Agreements between undertakings are not regarded as restricting competition and, therefore, do not need to be notified to the Commission where their purpose is a form of authorised cooperation, such as: the joint carrying out of comparative studies, the joint preparation of statistics and models, the joint study of markets, cooperation on accounting, joint financial guarantees, the joint execution of research and development contracts, the joint use of means of production, storage and transport and, under certain conditions, the joint performance of orders, joint selling, joint after-sales and repair service and joint advertising [Commission notice].
In order to lift any doubts the Commission specified in two communications the characteristics of very common contractual relations concerning exclusive representation and subcontracting, which do not fall under the prohibition of Article 81, paragraph 1 of the TEC (new Article 101 § 1 of the TFEU), provided that they do not establish absolute territorial protection.
Thus, the Commission considers that an exclusive representation contract concluded between a "commercial agent", who does not accept any liability for the financial risks involved in the transactions and he in fact acts only as a simple middleman for a "principal", is not covered by Article 81 paragraph 1 [Commission notice]. In the case of exclusive representation, it must be ascertained whether or not there is economic integration between the agent and the principal, and to judge that the Commission attaches greater importance to economic reality than to the legal form of relations between undertakings. Thus, the distributor who holds, as owner, a considerable stock of the product covered by the contract or who, at his own expense, provides a significant service to his clientele free of payment or who himself determines the selling prices or the other conditions of the transaction, is regarded as a self-employed trader, in which case Article 81 paragraph 1 (TEC, new Article 101 § 1 TFEU) applies. However, Article 101 paragraph 1 does not apply in relations between a parent company and its subsidiary, where the latter is not free to determine its action on the market.

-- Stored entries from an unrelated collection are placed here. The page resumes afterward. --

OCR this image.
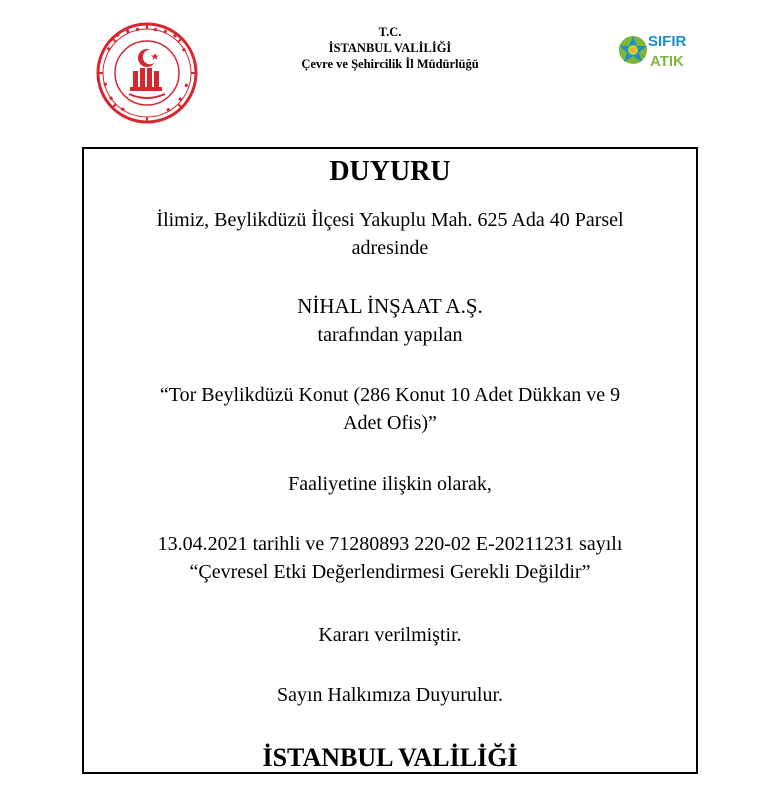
T.C.
İSTANBUL VALİLİĞİ
Çevre ve Şehircilik İl Müdürlüğü
SIFIR
ATIK
DUYURU
İlimiz, Beylikdüzü İlçesi Yakuplu Mah. 625 Ada 40 Parsel
adresinde
NİHAL İNŞAAT A.Ş.
tarafından yapılan
“Tor Beylikdüzü Konut (286 Konut 10 Adet Dükkan ve 9
Adet Ofis)”
Faaliyetine ilişkin olarak,
13.04.2021 tarihli ve 71280893 220-02 E-20211231 sayılı
“Çevresel Etki Değerlendirmesi Gerekli Değildir”
Kararı verilmiştir.
Sayın Halkımıza Duyurulur.
İSTANBUL VALİLİĞİ
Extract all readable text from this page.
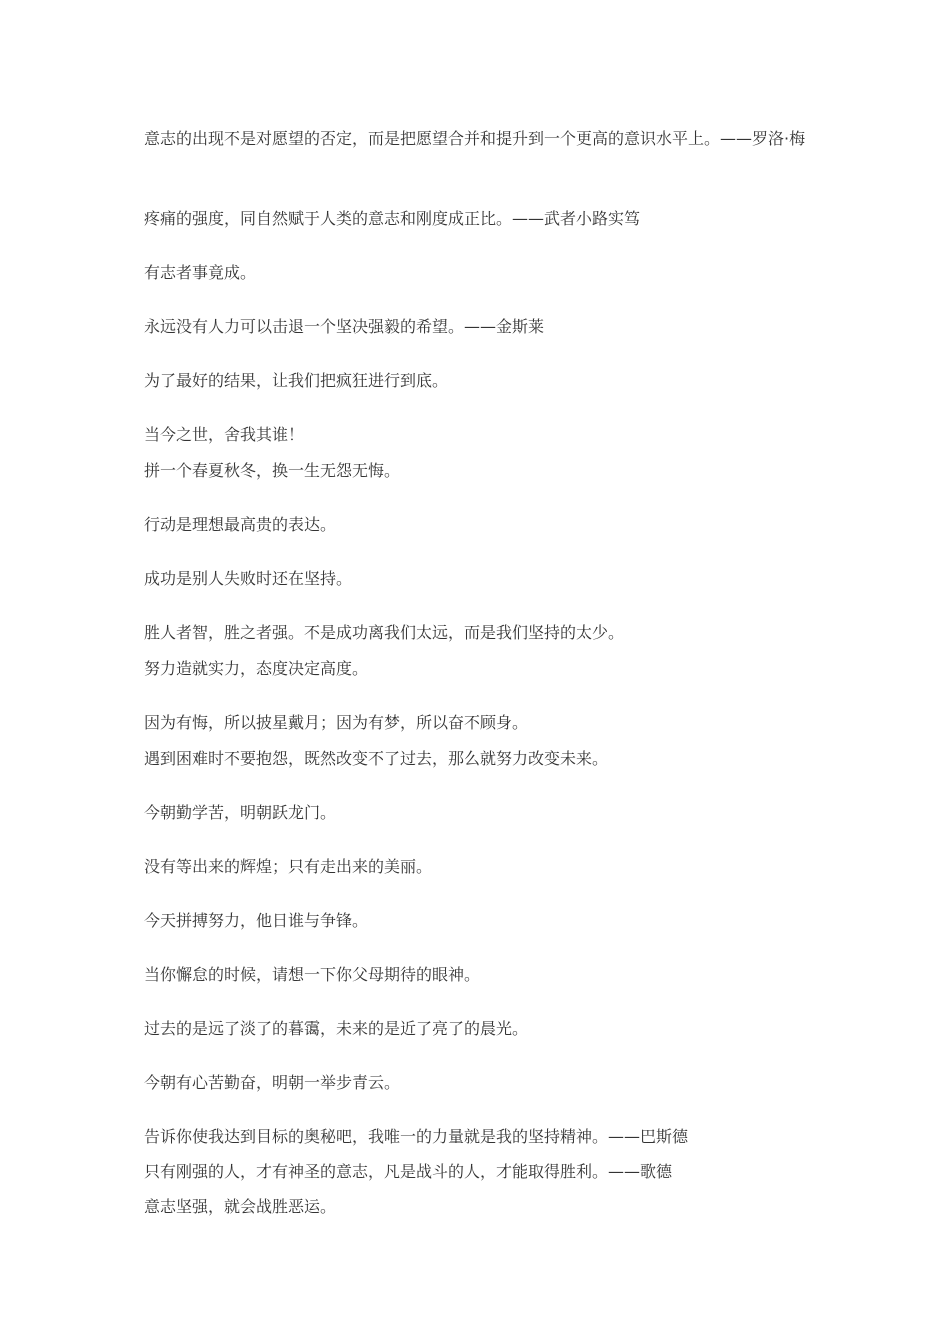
意志的出现不是对愿望的否定，而是把愿望合并和提升到一个更高的意识水平上。——罗洛·梅
疼痛的强度，同自然赋于人类的意志和刚度成正比。——武者小路实笃
有志者事竟成。
永远没有人力可以击退一个坚决强毅的希望。——金斯莱
为了最好的结果，让我们把疯狂进行到底。
当今之世，舍我其谁！
拼一个春夏秋冬，换一生无怨无悔。
行动是理想最高贵的表达。
成功是别人失败时还在坚持。
胜人者智，胜之者强。不是成功离我们太远，而是我们坚持的太少。
努力造就实力，态度决定高度。
因为有悔，所以披星戴月；因为有梦，所以奋不顾身。
遇到困难时不要抱怨，既然改变不了过去，那么就努力改变未来。
今朝勤学苦，明朝跃龙门。
没有等出来的辉煌；只有走出来的美丽。
今天拼搏努力，他日谁与争锋。
当你懈怠的时候，请想一下你父母期待的眼神。
过去的是远了淡了的暮霭，未来的是近了亮了的晨光。
今朝有心苦勤奋，明朝一举步青云。
告诉你使我达到目标的奥秘吧，我唯一的力量就是我的坚持精神。——巴斯德
只有刚强的人，才有神圣的意志，凡是战斗的人，才能取得胜利。——歌德
意志坚强，就会战胜恶运。
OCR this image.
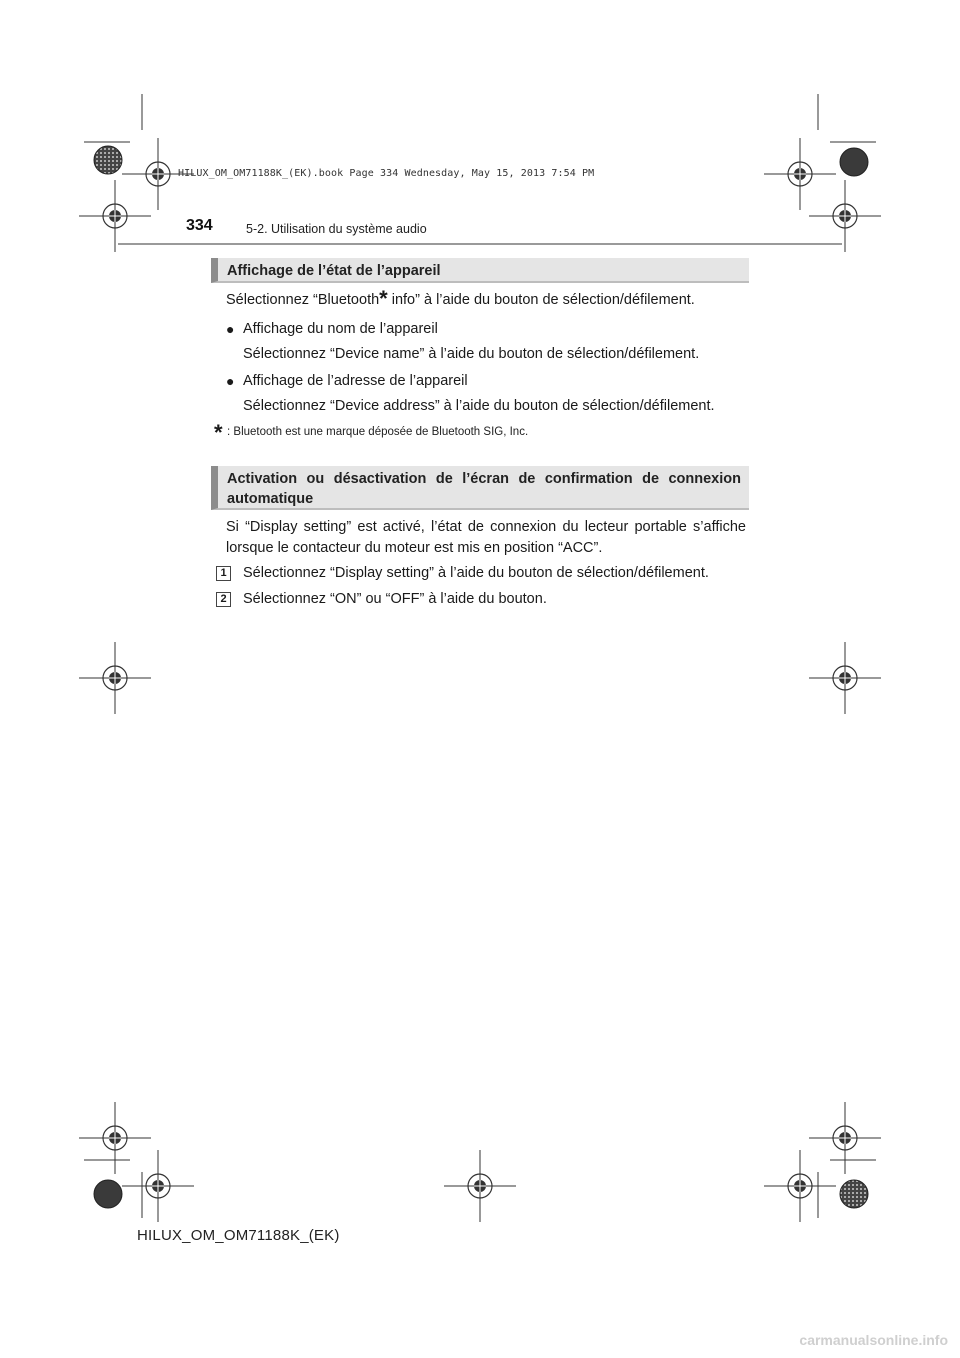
HILUX_OM_OM71188K_(EK).book Page 334 Wednesday, May 15, 2013 7:54 PM
334	5-2. Utilisation du système audio
Affichage de l’état de l’appareil
Sélectionnez “Bluetooth* info” à l’aide du bouton de sélection/défilement.
● Affichage du nom de l’appareil
Sélectionnez “Device name” à l’aide du bouton de sélection/défilement.
● Affichage de l’adresse de l’appareil
Sélectionnez “Device address” à l’aide du bouton de sélection/défilement.
* $^{: Bluetooth est une marque déposée de Bluetooth SIG, Inc.}$
Activation ou désactivation de l’écran de confirmation de connexion automatique
Si “Display setting” est activé, l’état de connexion du lecteur portable s’affiche lorsque le contacteur du moteur est mis en position “ACC”.
1	Sélectionnez “Display setting” à l’aide du bouton de sélection/défilement.
2	Sélectionnez “ON” ou “OFF” à l’aide du bouton.
HILUX_OM_OM71188K_(EK)
carmanualsonline.info
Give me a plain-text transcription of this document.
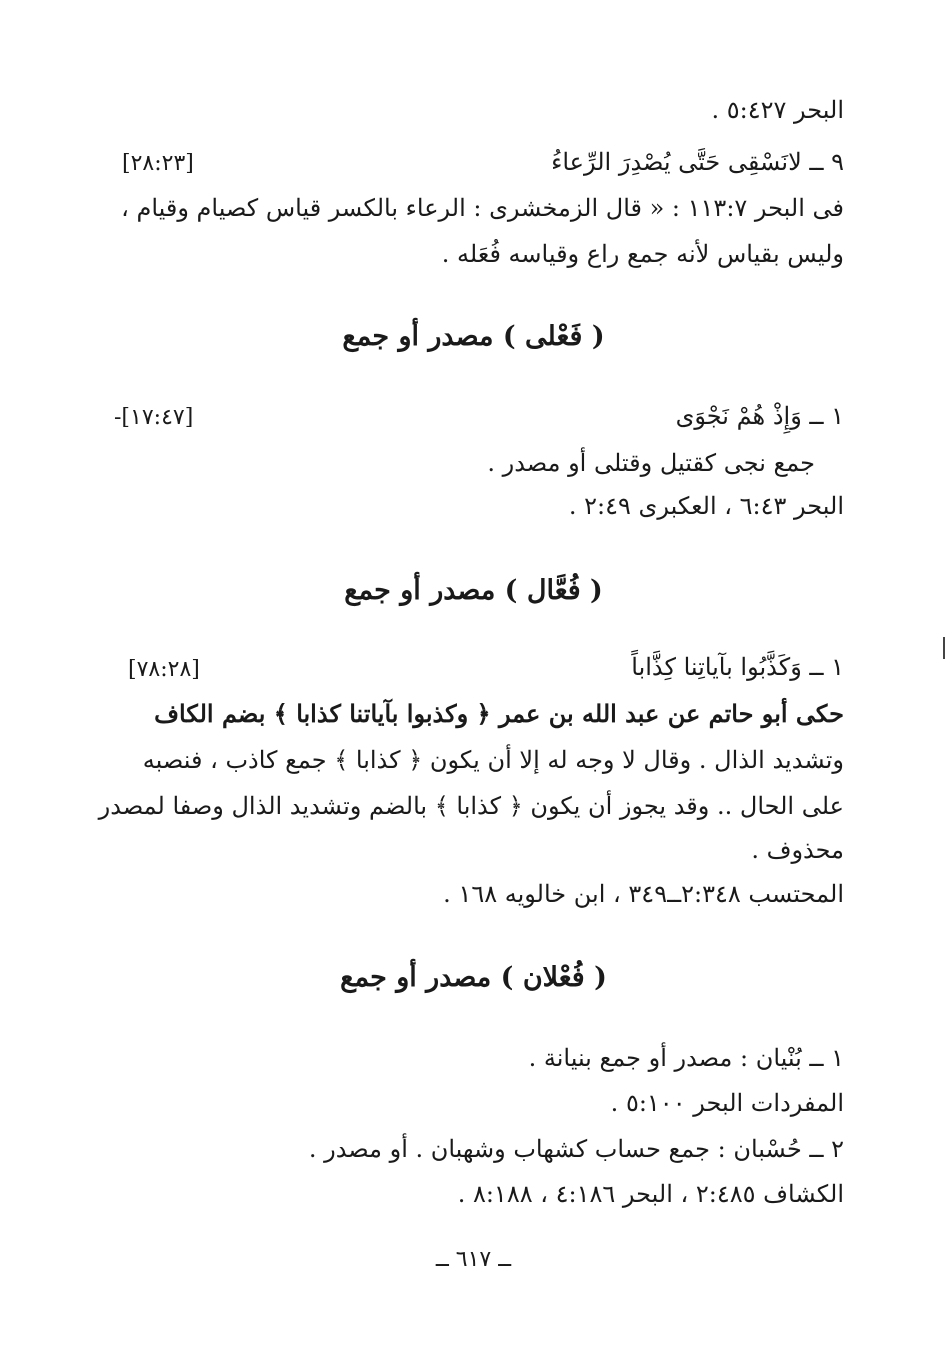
البحر ٥:٤٢٧ .
٩ ــ لانَسْقِى حَتَّى يُصْدِرَ الرِّعاءُ
[٢٨:٢٣]
فى البحر ١١٣:٧ : « قال الزمخشرى : الرعاء بالكسر قياس كصيام وقيام ،
وليس بقياس لأنه جمع راع وقياسه فُعَله .
( فَعْلى ) مصدر أو جمع
١ ــ وَإِذْ هُمْ نَجْوَى
-[١٧:٤٧]
جمع نجى كقتيل وقتلى أو مصدر .
البحر ٦:٤٣ ، العكبرى ٢:٤٩ .
( فُعَّال ) مصدر أو جمع
١ ــ وَكَذَّبُوا بآياتِنا كِذَّاباً
[٧٨:٢٨]
حكى أبو حاتم عن عبد الله بن عمر ﴿ وكذبوا بآياتنا كذابا ﴾ بضم الكاف
وتشديد الذال . وقال لا وجه له إلا أن يكون ﴿ كذابا ﴾ جمع كاذب ، فنصبه
على الحال .. وقد يجوز أن يكون ﴿ كذابا ﴾ بالضم وتشديد الذال وصفا لمصدر
محذوف .
المحتسب ٢:٣٤٨ــ٣٤٩ ، ابن خالويه ١٦٨ .
( فُعْلان ) مصدر أو جمع
١ ــ بُنْيان : مصدر أو جمع بنيانة .
المفردات البحر ٥:١٠٠ .
٢ ــ حُسْبان : جمع حساب كشهاب وشهبان . أو مصدر .
الكشاف ٢:٤٨٥ ، البحر ٤:١٨٦ ، ٨:١٨٨ .
ــ ٦١٧ ــ
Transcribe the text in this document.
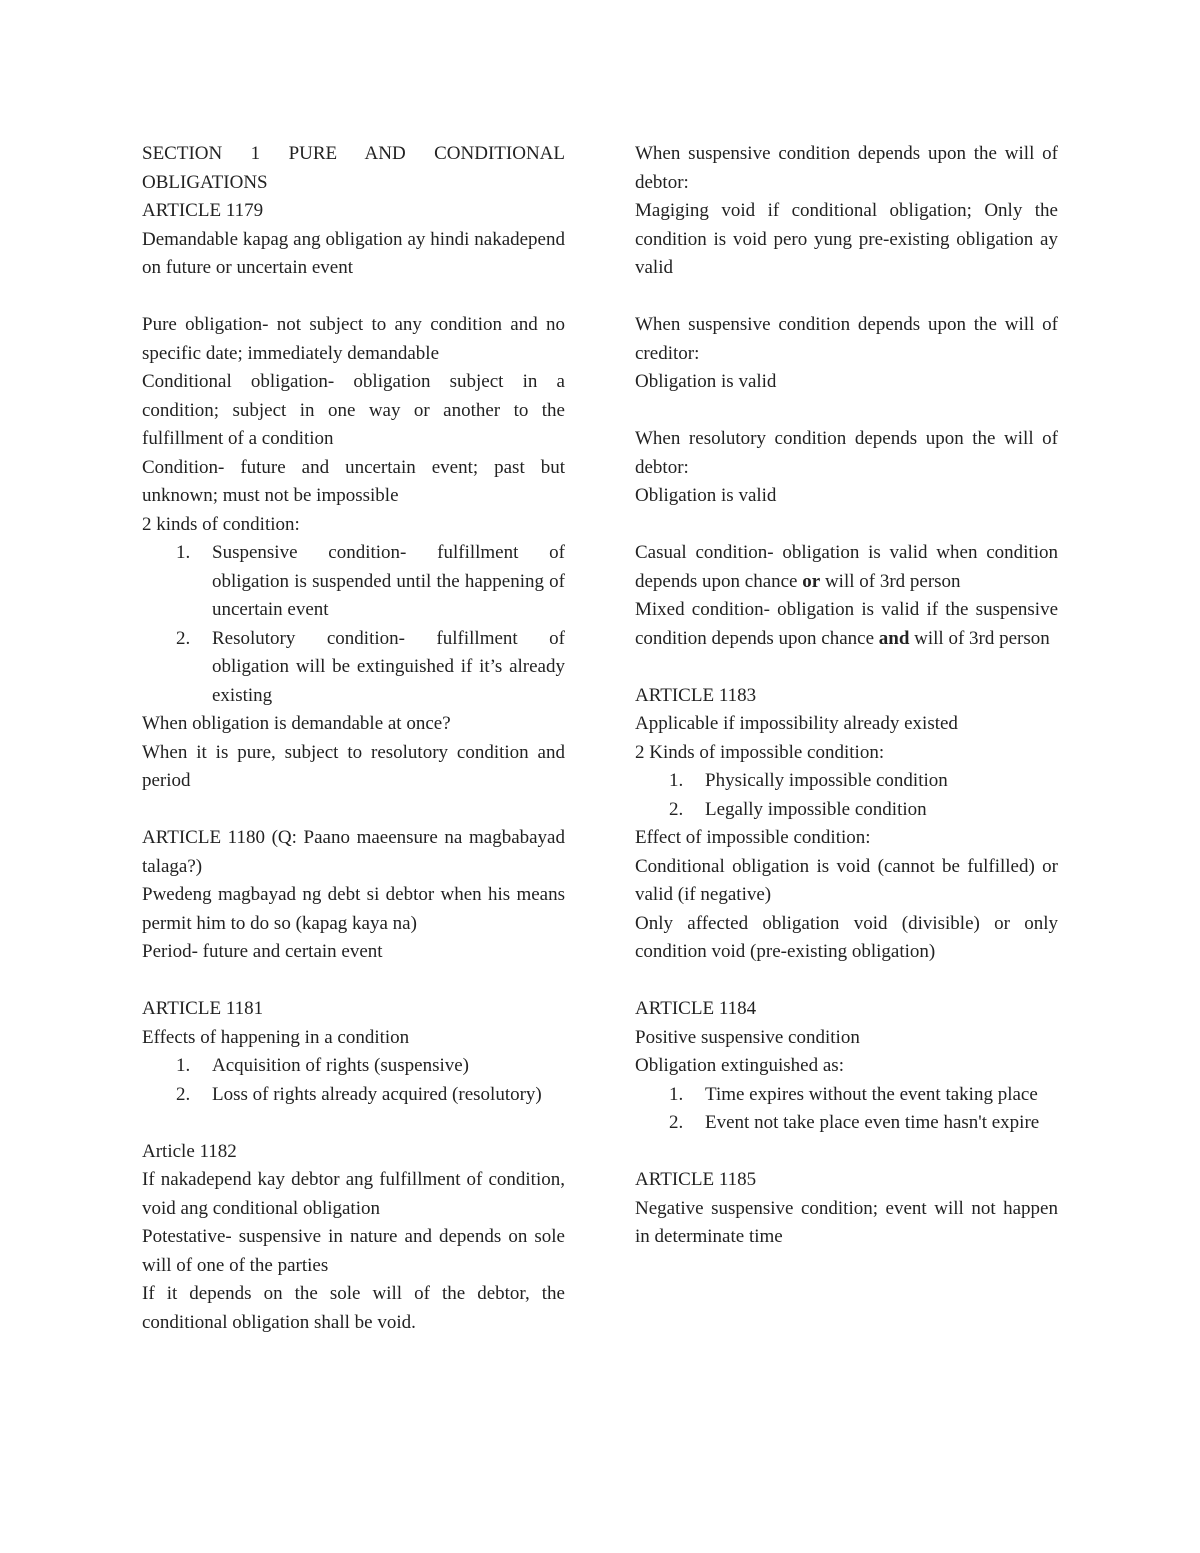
SECTION 1 PURE AND CONDITIONAL OBLIGATIONS

ARTICLE 1179

Demandable kapag ang obligation ay hindi nakadepend on future or uncertain event

Pure obligation- not subject to any condition and no specific date; immediately demandable

Conditional obligation- obligation subject in a condition; subject in one way or another to the fulfillment of a condition

Condition- future and uncertain event; past but unknown; must not be impossible

2 kinds of condition:

1. Suspensive condition- fulfillment of obligation is suspended until the happening of uncertain event
2. Resolutory condition- fulfillment of obligation will be extinguished if it’s already existing

When obligation is demandable at once?

When it is pure, subject to resolutory condition and period

ARTICLE 1180 (Q: Paano maeensure na magbabayad talaga?)

Pwedeng magbayad ng debt si debtor when his means permit him to do so (kapag kaya na)

Period- future and certain event

ARTICLE 1181

Effects of happening in a condition

1. Acquisition of rights (suspensive)
2. Loss of rights already acquired (resolutory)

Article 1182

If nakadepend kay debtor ang fulfillment of condition, void ang conditional obligation

Potestative- suspensive in nature and depends on sole will of one of the parties

If it depends on the sole will of the debtor, the conditional obligation shall be void.

When suspensive condition depends upon the will of debtor:

Magiging void if conditional obligation; Only the condition is void pero yung pre-existing obligation ay valid

When suspensive condition depends upon the will of creditor:

Obligation is valid

When resolutory condition depends upon the will of debtor:

Obligation is valid

Casual condition- obligation is valid when condition depends upon chance or will of 3rd person

Mixed condition- obligation is valid if the suspensive condition depends upon chance and will of 3rd person

ARTICLE 1183

Applicable if impossibility already existed

2 Kinds of impossible condition:

1. Physically impossible condition
2. Legally impossible condition

Effect of impossible condition:

Conditional obligation is void (cannot be fulfilled) or valid (if negative)

Only affected obligation void (divisible) or only condition void (pre-existing obligation)

ARTICLE 1184

Positive suspensive condition

Obligation extinguished as:

1. Time expires without the event taking place
2. Event not take place even time hasn't expire

ARTICLE 1185

Negative suspensive condition; event will not happen in determinate time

Subcontracts are also allowed according to the Commission [Commission notice, see also section 17.2.4]. Subcontracting usually involves, for a small undertaking, known as the "subcontractor", performance of an order for a large undertaking, known as the "principal", in accordance with the directives of the latter. The Commission considers that the obligation to supply only to the latter manufactured objects or work executed does not restrict competition within the meaning of Article 81 of the EC Treaty (Article 101 TFEU).